Naturally, that meant that the contractor would then need to find every possible way to collect enough from people to pay the bid to the government and make a comfortable profit. 


For a Jew who became a tax collector like Matthew or Zacchaeus (the wee little man from Luke 19) that meant that other Jews would hate them because, they were crooked tax collectors and they were helping the Romans (see Joel B. Green, 179).


John says to them that true repentance will manifest itself in your lives by being fair with people. It’s not wrong to be a tax collector, but it is wrong to be greedy and corrupt and unfair.


The final group of people who came to John the Baptist for counsel was…


The Soldiers


Luke 3:14 And the soldiers likewise demanded of him, saying, And what shall we do? And he said unto them, Do violence to no man, neither accuse any falsely; and be content with your wages. 


Were these Roman or Jewish soldiers? An argument can be made for either. However, it’s interesting that, in the Gospels, every time a Roman centurion is mentioned, it’s always in a favorable way (cf. Luke 7:2-10). 


So it’s very possible that these were curious Roman soldiers who came to see John the Baptist. In fact, it’s possible that one of the centurions who would later meet Jesus was here!


A soldier in those days would have had a lot of leeway and the benefit of being one of the few people armed with weapons. He would not have needed to worry about body cameras, dashboard cameras, or cell phone cameras recording his activities. 


His brothers in armor would have stood up for him despite any wrong that he would have been accused of. In fact, I doubt anyone could have accused a soldier.


So you can imagine the sort of shakedowns the soldiers could have done to ordinary citizens to make a bit more money.


John says to them that a life of repentance will manifest itself in being just and fair with the people. 


John could have easily recited the motto of police departments today: Your job is “to serve and to protect,” not to extort and scare. That is proof of real repentance.




One thing that I hope you picked up on from all three groups of people is that repentance is not a one time act. It’s not merely that time you walked forward to the altar and gave your life to Christ.


When you repent and are saved, that begins a life-long, progressive, process of repentance. The Christian is continually turning away from sin and turning to God as God shows us more and more of the depths of sin in our hearts.


Do not think, however, that this means that the Christian lives a sorrowful life, always moaning about the dark sin in our souls. It’s just the opposite. The life of repentance is one of assurance and joy.




One of the ways that we have assurance of salvation is if we are bearing fruit worthy of repentance. In 1 John 2:3 we read, “And hereby we do know that we know him, if we keep his commandments.” 


A lot of people now days claim to be a Christian, but they can have no such assurance because they live disobedient and unrepentant lives. 

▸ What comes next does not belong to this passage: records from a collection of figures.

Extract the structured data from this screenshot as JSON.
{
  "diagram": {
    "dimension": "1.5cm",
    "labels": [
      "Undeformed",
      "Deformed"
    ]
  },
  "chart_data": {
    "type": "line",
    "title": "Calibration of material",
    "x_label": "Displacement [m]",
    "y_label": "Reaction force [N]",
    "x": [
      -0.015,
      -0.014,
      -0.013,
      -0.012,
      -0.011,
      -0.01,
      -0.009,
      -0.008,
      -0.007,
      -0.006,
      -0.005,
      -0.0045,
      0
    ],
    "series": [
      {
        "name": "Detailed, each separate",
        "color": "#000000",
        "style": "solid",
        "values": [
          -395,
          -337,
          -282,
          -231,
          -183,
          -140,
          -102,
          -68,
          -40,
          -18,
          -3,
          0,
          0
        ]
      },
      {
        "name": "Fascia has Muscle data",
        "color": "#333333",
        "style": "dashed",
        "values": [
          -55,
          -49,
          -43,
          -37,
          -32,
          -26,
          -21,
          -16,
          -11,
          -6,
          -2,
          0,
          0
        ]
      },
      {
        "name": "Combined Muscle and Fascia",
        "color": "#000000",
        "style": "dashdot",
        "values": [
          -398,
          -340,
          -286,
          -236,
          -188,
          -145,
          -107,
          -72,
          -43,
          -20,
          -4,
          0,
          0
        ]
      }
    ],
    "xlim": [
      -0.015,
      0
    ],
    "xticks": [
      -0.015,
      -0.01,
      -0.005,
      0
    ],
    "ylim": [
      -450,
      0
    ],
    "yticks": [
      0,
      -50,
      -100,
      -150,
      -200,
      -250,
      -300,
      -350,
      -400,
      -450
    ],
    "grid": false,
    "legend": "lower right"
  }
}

Living an obedient life doesn’t mean a perfect life, however. When you fail, you’ll find yourself repenting. And that pattern of walking with Christ and repenting when you fail will be a life of assurance because Christ keeps calling you back to a walk with Himself because you are His true child.




A life of true repentance is going to be one of joy, because you will be living a life close to God. Walking in God’s ways is how we gain joy in this life.


1 Blessed [happy, joyful] is the man That walketh not in the counsel of the ungodly, Nor standeth in the way of sinners, Nor sitteth in the seat of the scornful. 2 But his delight is in the law of the Lord; And in his law doth he meditate day and night. 3 And he shall be like a tree planted by the rivers of water [not a tree that needs cut down and burned!], That bringeth forth his fruit in his season; His leaf also shall not wither; And whatsoever he doeth shall prosper. (Psalm 1:1–3)


Isn’t this the life that we all want? Don’t we want to be a mighty tree planted by rivers of water? If you want joy, then repent—turn away from sin and turn to Jesus.






Edwards, Jonathan. The Works of Jonathan Edwards. Vol. 2. Banner of Truth Trust, 1974.


Green, Joel B. The Gospel of Luke. The New International Commentary on the New Testament. Grand Rapids, MI: Wm. B. Eerdmans Publishing Co., 1997.